Friday 15 January 2010

Shrine Trippin'

It occurred to H and myself that our wedding date was fast approaching and yet we had not a single plan written in stone. This is what happens when squealy friends are not present to carry me along on their excitement train, flipping through wedding magazines and going to bridal shows and the like... I suppose I would do it myself, but I know (and have been able to find out so little of the things I want to know) so little about Shinto weddings that I'm rather lost. I know that magazines exist for Shinto weddings in Japan, the problem is that the kanji are far too numerous and I cannot read them well enough to make them useful. Thankfully, once we got on the ball, H broke out his organizational skills and we are well on our way to having a plan.

The other day we checked out some shrines in person. You might recall that, from way before, I was in favour of Hakone shrine. Well, we drove about two hours to get there, waited in a line of idling cars (and yes, our car was idling, too...don't even get me started on the Japanese and car idling) and finally got a parking spot. Of course, people were still getting their hatsumode on, and  once January is over, things will quiet down.

Hakone Jinja

 


Must say, I was a little disappointed with the shrine - I had built it up in my head to be this amazingly magnificent collection of buildings when in reality it is quite a small shrine. It's beautiful, and the surrounding trees, lake and view are stunning, but still, I was a little let down. But, I got over it and in the end, after much mulling over of things, chose Hakone.


Reasons I had aplenty. For one, the sando (the pathway leading to the shrine, right), is just fantastic. It is in the forest and comprised of quite a few steep, stone steps. The trees are so tall - it makes me feel like I'm in a fairy tale. It's lined with stone lanterns and has a few bright, orange buildings off to the side, including a dojo and kyudo (Japanese archery) range. Another winning point is that it is located on the shore of Lake Ashi, in which it has a large torii (below, left). On a clear day, you can see Mt. Fuji peeking out from above the other hills of Hakone...It's brilliant. Did I mention there are pirate ships sailing the waters of Lake Ashi?? Even better.

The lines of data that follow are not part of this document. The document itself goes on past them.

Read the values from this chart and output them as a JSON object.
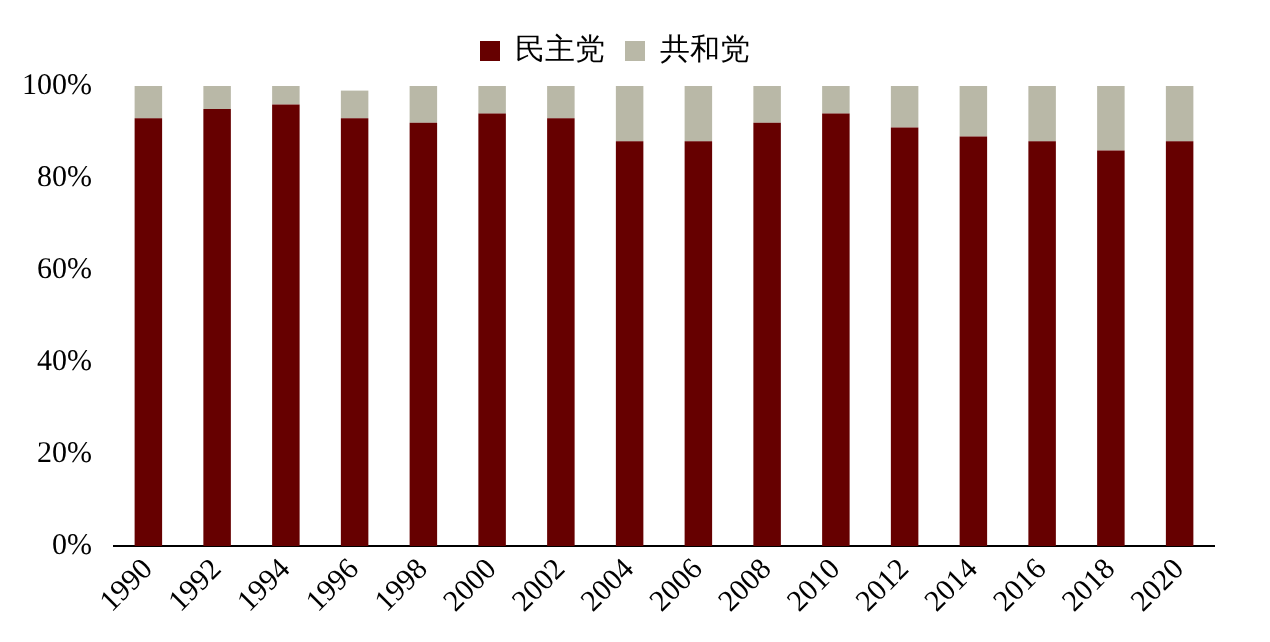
{
  "chart_data": {
    "type": "bar",
    "stacked": true,
    "categories": [
      "1990",
      "1992",
      "1994",
      "1996",
      "1998",
      "2000",
      "2002",
      "2004",
      "2006",
      "2008",
      "2010",
      "2012",
      "2014",
      "2016",
      "2018",
      "2020"
    ],
    "series": [
      {
        "name": "民主党",
        "color": "#660000",
        "values": [
          93,
          95,
          96,
          93,
          92,
          94,
          93,
          88,
          88,
          92,
          94,
          91,
          89,
          88,
          86,
          88
        ]
      },
      {
        "name": "共和党",
        "color": "#b9b8a7",
        "values": [
          7,
          5,
          4,
          6,
          8,
          6,
          7,
          12,
          12,
          8,
          6,
          9,
          11,
          12,
          14,
          12
        ]
      }
    ],
    "ylim": [
      0,
      100
    ],
    "yticks": [
      {
        "value": 0,
        "label": "0%"
      },
      {
        "value": 20,
        "label": "20%"
      },
      {
        "value": 40,
        "label": "40%"
      },
      {
        "value": 60,
        "label": "60%"
      },
      {
        "value": 80,
        "label": "80%"
      },
      {
        "value": 100,
        "label": "100%"
      }
    ],
    "grid": false,
    "legend": "top"
  }
}
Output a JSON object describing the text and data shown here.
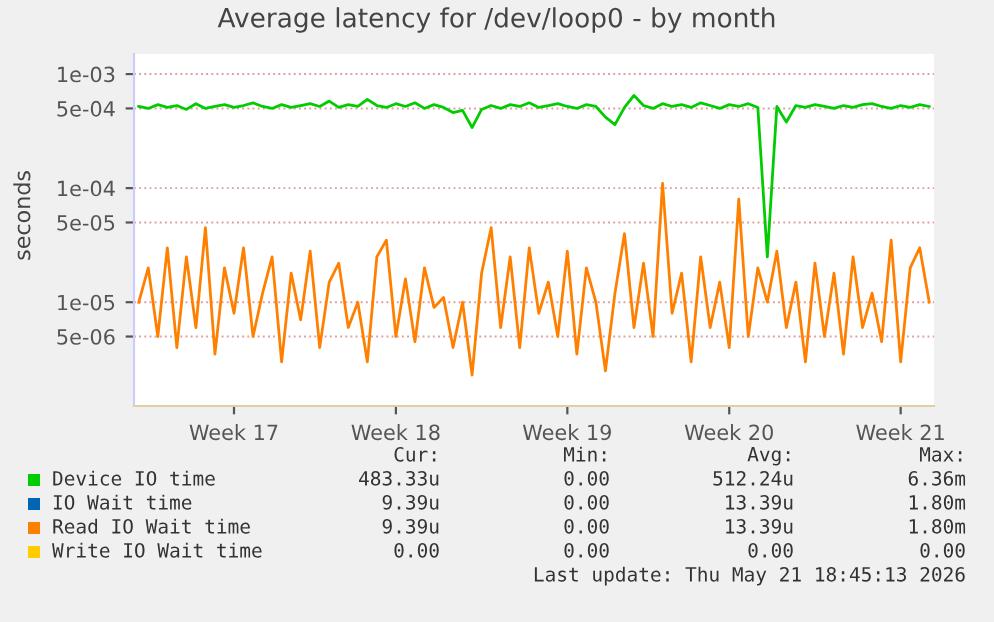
{
  "chart_data": {
    "type": "line",
    "title": "Average latency for /dev/loop0 - by month",
    "ylabel": "seconds",
    "log": "y",
    "categories": [
      null,
      null,
      null,
      null,
      null,
      null,
      null,
      null,
      null,
      null,
      "Week 17",
      null,
      null,
      null,
      null,
      null,
      null,
      null,
      null,
      null,
      null,
      null,
      null,
      null,
      null,
      null,
      null,
      "Week 18",
      null,
      null,
      null,
      null,
      null,
      null,
      null,
      null,
      null,
      null,
      null,
      null,
      null,
      null,
      null,
      null,
      null,
      "Week 19",
      null,
      null,
      null,
      null,
      null,
      null,
      null,
      null,
      null,
      null,
      null,
      null,
      null,
      null,
      null,
      null,
      "Week 20",
      null,
      null,
      null,
      null,
      null,
      null,
      null,
      null,
      null,
      null,
      null,
      null,
      null,
      null,
      null,
      null,
      null,
      "Week 21",
      null,
      null,
      null
    ],
    "series": [
      {
        "name": "Device IO time",
        "color": "#00cc00",
        "values": [
          0.00052,
          0.0005,
          0.00054,
          0.00051,
          0.00053,
          0.00049,
          0.00055,
          0.0005,
          0.00052,
          0.00054,
          0.00051,
          0.00053,
          0.00056,
          0.00052,
          0.0005,
          0.00054,
          0.00051,
          0.00053,
          0.00055,
          0.00052,
          0.00058,
          0.00051,
          0.00054,
          0.00052,
          0.0006,
          0.00053,
          0.00051,
          0.00055,
          0.00052,
          0.00056,
          0.0005,
          0.00054,
          0.00051,
          0.00046,
          0.00048,
          0.00034,
          0.00049,
          0.00053,
          0.0005,
          0.00054,
          0.00052,
          0.00056,
          0.00051,
          0.00053,
          0.00055,
          0.00052,
          0.0005,
          0.00054,
          0.00052,
          0.00042,
          0.00036,
          0.00051,
          0.00065,
          0.00053,
          0.0005,
          0.00055,
          0.00052,
          0.00054,
          0.00051,
          0.00056,
          0.00053,
          0.0005,
          0.00054,
          0.00052,
          0.00055,
          0.00051,
          2.5e-05,
          0.00052,
          0.00038,
          0.00053,
          0.00051,
          0.00054,
          0.00052,
          0.0005,
          0.00053,
          0.00051,
          0.00054,
          0.00055,
          0.00052,
          0.0005,
          0.00053,
          0.00051,
          0.00054,
          0.00052
        ]
      },
      {
        "name": "IO Wait time",
        "color": "#0066b3",
        "values": [
          null,
          null,
          null,
          null,
          null,
          null,
          null,
          null,
          null,
          null,
          null,
          null,
          null,
          null,
          null,
          null,
          null,
          null,
          null,
          null,
          null,
          null,
          null,
          null,
          null,
          null,
          null,
          null,
          null,
          null,
          null,
          null,
          null,
          null,
          null,
          null,
          null,
          null,
          null,
          null,
          null,
          null,
          null,
          null,
          null,
          null,
          null,
          null,
          null,
          null,
          null,
          null,
          null,
          null,
          null,
          null,
          null,
          null,
          null,
          null,
          null,
          null,
          null,
          null,
          null,
          null,
          null,
          null,
          null,
          null,
          null,
          null,
          null,
          null,
          null,
          null,
          null,
          null,
          null,
          null,
          null,
          null,
          null,
          null
        ]
      },
      {
        "name": "Read IO Wait time",
        "color": "#ff8000",
        "values": [
          1e-05,
          2e-05,
          5e-06,
          3e-05,
          4e-06,
          2.5e-05,
          6e-06,
          4.5e-05,
          3.5e-06,
          2e-05,
          8e-06,
          3e-05,
          5e-06,
          1.2e-05,
          2.5e-05,
          3e-06,
          1.8e-05,
          7e-06,
          2.8e-05,
          4e-06,
          1.5e-05,
          2.2e-05,
          6e-06,
          1e-05,
          3e-06,
          2.5e-05,
          3.5e-05,
          5e-06,
          1.6e-05,
          4.5e-06,
          2e-05,
          9e-06,
          1.1e-05,
          4e-06,
          1e-05,
          2.3e-06,
          1.8e-05,
          4.5e-05,
          6e-06,
          2.5e-05,
          4e-06,
          3e-05,
          8e-06,
          1.5e-05,
          5e-06,
          2.8e-05,
          3.5e-06,
          2e-05,
          1e-05,
          2.5e-06,
          1.2e-05,
          4e-05,
          6e-06,
          2.2e-05,
          5e-06,
          0.00011,
          8e-06,
          1.8e-05,
          3e-06,
          2.5e-05,
          6e-06,
          1.5e-05,
          4e-06,
          8e-05,
          5e-06,
          2e-05,
          1e-05,
          2.8e-05,
          6e-06,
          1.5e-05,
          3e-06,
          2.2e-05,
          5e-06,
          1.8e-05,
          3.5e-06,
          2.5e-05,
          6e-06,
          1.2e-05,
          4.5e-06,
          3.5e-05,
          3e-06,
          2e-05,
          3e-05,
          1e-05
        ]
      },
      {
        "name": "Write IO Wait time",
        "color": "#ffcc00",
        "values": [
          null,
          null,
          null,
          null,
          null,
          null,
          null,
          null,
          null,
          null,
          null,
          null,
          null,
          null,
          null,
          null,
          null,
          null,
          null,
          null,
          null,
          null,
          null,
          null,
          null,
          null,
          null,
          null,
          null,
          null,
          null,
          null,
          null,
          null,
          null,
          null,
          null,
          null,
          null,
          null,
          null,
          null,
          null,
          null,
          null,
          null,
          null,
          null,
          null,
          null,
          null,
          null,
          null,
          null,
          null,
          null,
          null,
          null,
          null,
          null,
          null,
          null,
          null,
          null,
          null,
          null,
          null,
          null,
          null,
          null,
          null,
          null,
          null,
          null,
          null,
          null,
          null,
          null,
          null,
          null,
          null,
          null,
          null,
          null
        ]
      }
    ],
    "ylim": [
      1.23e-06,
      0.0015
    ],
    "yticks": [
      {
        "value": 5e-06,
        "label": "5e-06"
      },
      {
        "value": 1e-05,
        "label": "1e-05"
      },
      {
        "value": 5e-05,
        "label": "5e-05"
      },
      {
        "value": 0.0001,
        "label": "1e-04"
      },
      {
        "value": 0.0005,
        "label": "5e-04"
      },
      {
        "value": 0.001,
        "label": "1e-03"
      }
    ],
    "grid": "y",
    "legend": "bottom",
    "marker": "none",
    "line_style": "solid",
    "annotations": [
      "Cur:",
      "Min:",
      "Avg:",
      "Max:",
      "483.33u",
      "0.00",
      "512.24u",
      "6.36m",
      "9.39u",
      "0.00",
      "13.39u",
      "1.80m",
      "9.39u",
      "0.00",
      "13.39u",
      "1.80m",
      "0.00",
      "0.00",
      "0.00",
      "0.00",
      "Last update: Thu May 21 18:45:13 2026"
    ]
  }
}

Hakone also lends it self well to a weekend adventure. It is just crawling with hot springs (to be enjoyed in birthday suits only), is home to an old, red train (the Hakone Tozan Railway) that switch-backs its way through the mountains, has a cable car that glides over a volcanic valley spewing clouds of white and yellow volcanic gasses (Owakudani - this link has a video and even shows the pirate ship!), is the site of one of the old check-points to enter Edo (the old name for Tokyo) and still has part of the original Tokaido (the ancient road connecting Kyoto to Edo) winding through its woods. And pirate ships. Oh, I already mentioned those, didn't I... 

The Other Contenders (AKA - The Losers...I kid, I kid...) 

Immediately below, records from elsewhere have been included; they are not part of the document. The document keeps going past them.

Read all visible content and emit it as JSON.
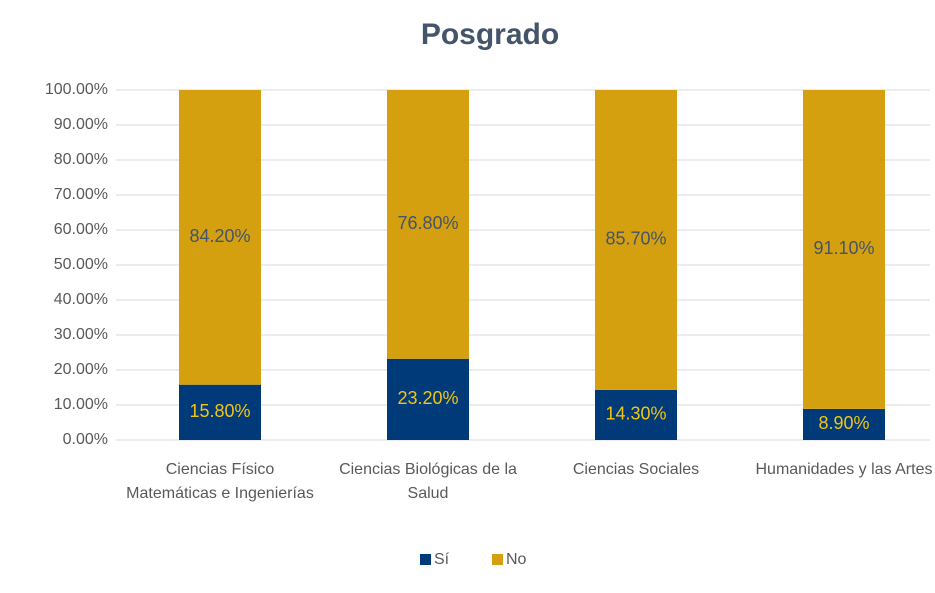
{
  "chart_data": {
    "type": "stacked_bar",
    "title": "Posgrado",
    "categories": [
      "Ciencias Físico Matemáticas e Ingenierías",
      "Ciencias Biológicas de la Salud",
      "Ciencias Sociales",
      "Humanidades y las Artes"
    ],
    "series": [
      {
        "name": "Sí",
        "color": "#003a78",
        "label_color": "#f2c511",
        "values": [
          15.8,
          23.2,
          14.3,
          8.9
        ],
        "value_labels": [
          "15.80%",
          "23.20%",
          "14.30%",
          "8.90%"
        ]
      },
      {
        "name": "No",
        "color": "#d4a00f",
        "label_color": "#44546a",
        "values": [
          84.2,
          76.8,
          85.7,
          91.1
        ],
        "value_labels": [
          "84.20%",
          "76.80%",
          "85.70%",
          "91.10%"
        ]
      }
    ],
    "ylim": [
      0,
      100
    ],
    "yticks": [
      {
        "value": 0,
        "label": "0.00%"
      },
      {
        "value": 10,
        "label": "10.00%"
      },
      {
        "value": 20,
        "label": "20.00%"
      },
      {
        "value": 30,
        "label": "30.00%"
      },
      {
        "value": 40,
        "label": "40.00%"
      },
      {
        "value": 50,
        "label": "50.00%"
      },
      {
        "value": 60,
        "label": "60.00%"
      },
      {
        "value": 70,
        "label": "70.00%"
      },
      {
        "value": 80,
        "label": "80.00%"
      },
      {
        "value": 90,
        "label": "90.00%"
      },
      {
        "value": 100,
        "label": "100.00%"
      }
    ],
    "grid": true,
    "legend": "bottom"
  }
}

After Hakone, we sped back towards the ocean for a stop in Kamakura. H was gunning for Kamakura's Tsurugaoka Hachimangu shrine, but as light was fading fast, and we figured Hachimangu would have better lighting than some of the other myriad shrines in Kamakura, we decided to save it for last and instead dropped in to see Kamakura-gu

Kamakura-gu




It was cute, it had miko (shrine attendants dressed in red hakama and white haori) and it was slightly off the beaten track, but it was, well, meh. I blame the lack of orange paint, not to mention the blatantly visible pop machines. It just didn't scream "fairy tale" to me.









Tsurugaoka Hachimangu 


This shrine is truly something. It is HUGE, absolutely beautiful and a little too popular for my liking. It you do a search of 'Tsurugaoka Hachimangu weddings' on Yahoo or Google, the number of tourist shots of brides that pop up is enough to sober any excitement one might feel at having their wedding there. And me being 'gaijin' (a foreigner) pretty much guarantees that not only will other foreigners be snapping my picture, but scores of Japanese tourists will be doing so as well. Yikes. Like I won't already be stressed out enough worrying about tripping over my zori (traditional sandals) and ruining a freakishly expensive, rented wedding outfit (expensive to the point that very few people can afford to buy their own).
 

Hachimangu did have something very powerful that nearly swayed me, though: Cherry Blossoms. Early April is peak sakura season and the sando that leads to the shrine is lined with cherry trees (right, but lacking blossoms). It would be pretty darn beautiful, especially a picture taken by one of the bridges at the entrance of the shrine, with water lilies in the background and sakura petals fluttering around... But then again, camera-wielding tourists...



Anyway, Hakone won, as already mentioned. The other shrines will just have to deal with being visited in a less formal manner.